The pandemic has shown us for the marginalized the challenges are multifold. And, we do not have a choice but fight it.

There have been several allies who have championed the cause of inclusion. How important is this kind of allyship for the cause?

AP: About 20 years ago, no one wanted to follow and support the issue, largely due to sexuality and gender norms. The working-class sexual minorities movement involved the marginalized groups raising slogans, holding agitations, and pushing for change, relentlessly. The NAZ judgment in 2009 came as a ray of hope, and it made many rethink the process of supporting it.
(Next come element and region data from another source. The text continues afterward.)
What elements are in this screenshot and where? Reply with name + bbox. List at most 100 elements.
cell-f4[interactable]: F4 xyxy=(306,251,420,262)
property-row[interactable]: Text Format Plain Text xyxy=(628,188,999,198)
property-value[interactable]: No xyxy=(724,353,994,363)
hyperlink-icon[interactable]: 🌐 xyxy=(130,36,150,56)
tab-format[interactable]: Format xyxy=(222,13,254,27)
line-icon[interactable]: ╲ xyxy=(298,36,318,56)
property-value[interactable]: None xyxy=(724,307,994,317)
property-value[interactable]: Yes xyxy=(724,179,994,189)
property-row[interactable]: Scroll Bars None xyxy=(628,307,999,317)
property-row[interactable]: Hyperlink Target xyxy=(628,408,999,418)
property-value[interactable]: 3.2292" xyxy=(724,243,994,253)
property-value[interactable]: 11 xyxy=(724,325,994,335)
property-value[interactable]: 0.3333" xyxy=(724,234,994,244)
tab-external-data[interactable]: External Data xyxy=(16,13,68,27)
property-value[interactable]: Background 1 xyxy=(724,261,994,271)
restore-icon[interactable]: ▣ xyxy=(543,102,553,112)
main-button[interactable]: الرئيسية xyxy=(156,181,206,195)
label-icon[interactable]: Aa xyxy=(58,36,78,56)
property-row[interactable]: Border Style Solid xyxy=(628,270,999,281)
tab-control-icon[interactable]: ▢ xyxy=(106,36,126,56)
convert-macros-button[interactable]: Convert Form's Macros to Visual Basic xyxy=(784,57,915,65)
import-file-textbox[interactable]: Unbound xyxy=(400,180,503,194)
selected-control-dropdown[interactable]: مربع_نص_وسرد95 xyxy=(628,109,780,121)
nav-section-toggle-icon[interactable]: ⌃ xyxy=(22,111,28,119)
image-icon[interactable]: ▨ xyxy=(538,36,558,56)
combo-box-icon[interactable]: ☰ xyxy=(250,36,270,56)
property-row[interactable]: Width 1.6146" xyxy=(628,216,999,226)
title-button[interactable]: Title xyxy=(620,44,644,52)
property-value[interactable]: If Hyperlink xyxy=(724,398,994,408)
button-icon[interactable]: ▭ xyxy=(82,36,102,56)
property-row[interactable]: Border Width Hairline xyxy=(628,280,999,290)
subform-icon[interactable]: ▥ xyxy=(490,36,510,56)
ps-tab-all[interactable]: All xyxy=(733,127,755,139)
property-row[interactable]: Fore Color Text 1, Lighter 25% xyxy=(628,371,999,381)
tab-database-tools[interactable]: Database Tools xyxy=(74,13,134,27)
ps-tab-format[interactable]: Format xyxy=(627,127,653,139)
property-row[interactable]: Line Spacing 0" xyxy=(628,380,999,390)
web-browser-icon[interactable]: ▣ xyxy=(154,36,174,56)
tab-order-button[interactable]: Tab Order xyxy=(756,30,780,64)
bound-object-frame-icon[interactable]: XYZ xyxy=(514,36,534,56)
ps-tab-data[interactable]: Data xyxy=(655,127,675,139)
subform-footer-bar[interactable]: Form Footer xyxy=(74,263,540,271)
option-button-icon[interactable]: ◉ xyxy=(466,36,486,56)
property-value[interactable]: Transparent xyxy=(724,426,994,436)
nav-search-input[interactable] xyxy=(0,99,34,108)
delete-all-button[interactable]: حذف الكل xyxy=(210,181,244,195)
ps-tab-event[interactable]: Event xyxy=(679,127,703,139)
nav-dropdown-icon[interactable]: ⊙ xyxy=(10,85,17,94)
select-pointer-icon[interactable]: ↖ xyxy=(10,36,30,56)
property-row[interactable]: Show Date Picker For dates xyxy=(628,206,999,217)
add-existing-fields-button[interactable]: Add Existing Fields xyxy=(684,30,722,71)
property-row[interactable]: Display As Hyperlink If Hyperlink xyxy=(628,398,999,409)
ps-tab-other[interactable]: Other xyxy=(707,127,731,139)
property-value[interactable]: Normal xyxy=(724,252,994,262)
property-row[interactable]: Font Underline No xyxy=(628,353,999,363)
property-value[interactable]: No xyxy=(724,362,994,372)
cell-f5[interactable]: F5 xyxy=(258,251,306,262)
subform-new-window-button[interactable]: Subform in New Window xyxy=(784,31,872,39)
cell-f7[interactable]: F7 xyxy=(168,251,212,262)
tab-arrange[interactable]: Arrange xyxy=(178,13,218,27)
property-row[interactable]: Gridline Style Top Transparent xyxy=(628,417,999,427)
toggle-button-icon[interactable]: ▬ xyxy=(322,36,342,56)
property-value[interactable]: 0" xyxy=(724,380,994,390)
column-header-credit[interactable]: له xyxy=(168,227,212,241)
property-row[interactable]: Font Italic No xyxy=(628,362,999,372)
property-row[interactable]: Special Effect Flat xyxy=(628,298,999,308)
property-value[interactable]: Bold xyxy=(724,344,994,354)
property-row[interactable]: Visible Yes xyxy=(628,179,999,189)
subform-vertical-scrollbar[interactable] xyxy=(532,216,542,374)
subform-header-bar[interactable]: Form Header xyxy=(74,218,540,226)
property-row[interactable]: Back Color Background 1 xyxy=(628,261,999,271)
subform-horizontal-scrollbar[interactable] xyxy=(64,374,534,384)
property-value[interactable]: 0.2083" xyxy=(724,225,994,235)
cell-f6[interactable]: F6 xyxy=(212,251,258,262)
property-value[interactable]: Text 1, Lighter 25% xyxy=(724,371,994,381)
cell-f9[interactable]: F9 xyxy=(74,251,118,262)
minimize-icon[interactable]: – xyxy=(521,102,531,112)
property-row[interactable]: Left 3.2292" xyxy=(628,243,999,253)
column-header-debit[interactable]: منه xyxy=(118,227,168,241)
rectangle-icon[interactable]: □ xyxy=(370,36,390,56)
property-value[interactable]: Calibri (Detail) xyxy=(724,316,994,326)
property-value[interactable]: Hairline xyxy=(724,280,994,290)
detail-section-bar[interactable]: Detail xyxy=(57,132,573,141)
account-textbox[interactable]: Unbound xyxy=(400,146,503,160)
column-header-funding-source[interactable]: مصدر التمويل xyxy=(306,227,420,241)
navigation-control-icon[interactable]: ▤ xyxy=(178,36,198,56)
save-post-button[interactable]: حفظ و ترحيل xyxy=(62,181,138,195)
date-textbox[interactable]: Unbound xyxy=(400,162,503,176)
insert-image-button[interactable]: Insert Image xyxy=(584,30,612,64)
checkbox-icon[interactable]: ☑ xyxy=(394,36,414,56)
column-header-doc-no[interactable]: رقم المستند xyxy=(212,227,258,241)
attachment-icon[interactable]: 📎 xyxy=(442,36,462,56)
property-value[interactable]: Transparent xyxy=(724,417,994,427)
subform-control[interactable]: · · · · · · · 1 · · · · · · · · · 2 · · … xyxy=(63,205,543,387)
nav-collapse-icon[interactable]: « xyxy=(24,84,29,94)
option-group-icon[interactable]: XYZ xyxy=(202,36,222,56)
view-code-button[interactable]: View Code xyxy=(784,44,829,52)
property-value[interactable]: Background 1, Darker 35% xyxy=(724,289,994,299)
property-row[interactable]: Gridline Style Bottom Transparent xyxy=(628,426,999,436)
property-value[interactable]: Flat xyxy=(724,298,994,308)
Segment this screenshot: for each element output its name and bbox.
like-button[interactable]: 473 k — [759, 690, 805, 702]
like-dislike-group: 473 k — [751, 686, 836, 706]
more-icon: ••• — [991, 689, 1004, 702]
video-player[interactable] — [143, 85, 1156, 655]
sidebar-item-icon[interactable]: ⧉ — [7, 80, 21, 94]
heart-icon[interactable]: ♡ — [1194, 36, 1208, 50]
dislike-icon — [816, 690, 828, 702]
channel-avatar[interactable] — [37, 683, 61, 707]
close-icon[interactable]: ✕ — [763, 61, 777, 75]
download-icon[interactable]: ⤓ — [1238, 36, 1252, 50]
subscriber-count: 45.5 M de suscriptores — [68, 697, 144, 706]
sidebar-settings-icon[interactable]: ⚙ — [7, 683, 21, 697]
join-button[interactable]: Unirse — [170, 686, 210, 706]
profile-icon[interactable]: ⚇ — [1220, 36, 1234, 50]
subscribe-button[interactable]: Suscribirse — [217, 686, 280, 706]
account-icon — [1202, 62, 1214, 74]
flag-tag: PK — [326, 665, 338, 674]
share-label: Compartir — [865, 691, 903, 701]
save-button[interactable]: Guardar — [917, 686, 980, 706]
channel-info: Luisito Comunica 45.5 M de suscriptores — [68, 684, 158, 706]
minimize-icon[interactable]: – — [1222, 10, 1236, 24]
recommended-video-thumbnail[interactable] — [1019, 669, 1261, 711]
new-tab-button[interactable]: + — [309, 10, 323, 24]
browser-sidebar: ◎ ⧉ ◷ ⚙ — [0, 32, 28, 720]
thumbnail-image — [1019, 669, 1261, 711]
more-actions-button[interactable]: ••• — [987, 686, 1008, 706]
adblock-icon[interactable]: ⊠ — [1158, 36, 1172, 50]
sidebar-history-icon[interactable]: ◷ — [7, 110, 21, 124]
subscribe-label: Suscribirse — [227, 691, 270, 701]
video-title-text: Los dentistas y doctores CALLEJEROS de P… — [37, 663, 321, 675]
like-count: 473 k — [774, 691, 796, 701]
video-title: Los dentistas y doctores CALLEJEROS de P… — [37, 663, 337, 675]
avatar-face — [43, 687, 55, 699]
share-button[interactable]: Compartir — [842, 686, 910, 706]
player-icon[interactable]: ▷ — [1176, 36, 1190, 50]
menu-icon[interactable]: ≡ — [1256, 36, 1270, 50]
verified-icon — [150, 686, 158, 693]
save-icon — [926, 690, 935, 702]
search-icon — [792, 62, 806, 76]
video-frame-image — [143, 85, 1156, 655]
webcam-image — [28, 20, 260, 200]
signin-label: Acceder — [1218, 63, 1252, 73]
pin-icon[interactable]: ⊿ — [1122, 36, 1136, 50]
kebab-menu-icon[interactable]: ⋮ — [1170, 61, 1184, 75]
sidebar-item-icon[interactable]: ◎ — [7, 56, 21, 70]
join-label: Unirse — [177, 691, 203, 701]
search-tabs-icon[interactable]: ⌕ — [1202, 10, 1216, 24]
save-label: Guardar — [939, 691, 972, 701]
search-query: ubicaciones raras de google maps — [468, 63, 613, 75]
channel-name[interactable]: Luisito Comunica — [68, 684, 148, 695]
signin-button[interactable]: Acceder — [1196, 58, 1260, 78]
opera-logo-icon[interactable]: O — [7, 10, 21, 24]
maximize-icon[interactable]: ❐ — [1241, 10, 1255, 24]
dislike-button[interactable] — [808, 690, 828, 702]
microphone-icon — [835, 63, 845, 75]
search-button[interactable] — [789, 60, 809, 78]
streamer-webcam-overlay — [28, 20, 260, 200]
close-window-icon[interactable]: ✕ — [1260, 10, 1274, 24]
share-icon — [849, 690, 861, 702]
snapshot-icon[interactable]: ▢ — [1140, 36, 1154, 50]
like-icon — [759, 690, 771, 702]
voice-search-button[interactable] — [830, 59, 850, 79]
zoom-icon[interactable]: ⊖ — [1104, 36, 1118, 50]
The SC judgment in 2018 ensured that allies did not have to look for any conditions to support the community. These happened because of the efforts of the community. The change you see in the corporates is because one of them from the community got into the system and sought a change. Before the judgment, people were bound by legalities. However, if there has been one strong supporter throughout– it has been the feminist movement.

The representation of the community in popular culture has changed in recent times, and brands have been vocal about their support. What is the impact of such messaging on the ground?

AP: True, in the past, the community was shown in poor light. Such depictions not only undermined the dignity of the group but also prompted the viewers to see them in the same light and context. In a way, the SC judgment in 2018 has changed this–people have begun seeing us in a  new light. Today, the industry is cautious about the way they are shown. However, popular culture can only take it so far. Social inclusivity will happen only with awareness across.

While open campaigns are run to support the group and movement, inclusivity is yet to happen entirely in the corporates. Some of the branding exercises are just tokenism.

Is the struggle of the younger transgender population today any different from what you faced when you were young and beating the odds due to societal norms and stigma?

AP: The younger generation has more privilege. Almost 25 years ago, no family and no media would address us. There was no policy. We have made space for them—they can aspire to study well and have alternative occupations.

There is also a welcome change like the decision to give one percent reservation for the transgender community in government services in Karnataka. We have to look at scaling this across sections and levels.

What are your plans for the future?

AP: Ondede means convergence in Kannada. The work is always about bringing together communities. Be it child rights, women’s rights, or sexual minorities– it is about building consensus and solidarity among them for the group. We are into policy, advocacy, and research, along with organizing communities, fighting for justice, and addressing discrimination. Our next effort is a campaign called ‘No Violence against Gender Non-Conforming Children, sexual minorities and transgender community.’ We are focusing on Karnataka now, but after two years, we want to take it across South India, before going pan-India. We are building the base, educating people on the ground.

There are ups and downs— these are lessons for the future. While we have to debate and discuss the past, I see a lot of hope in the future generation.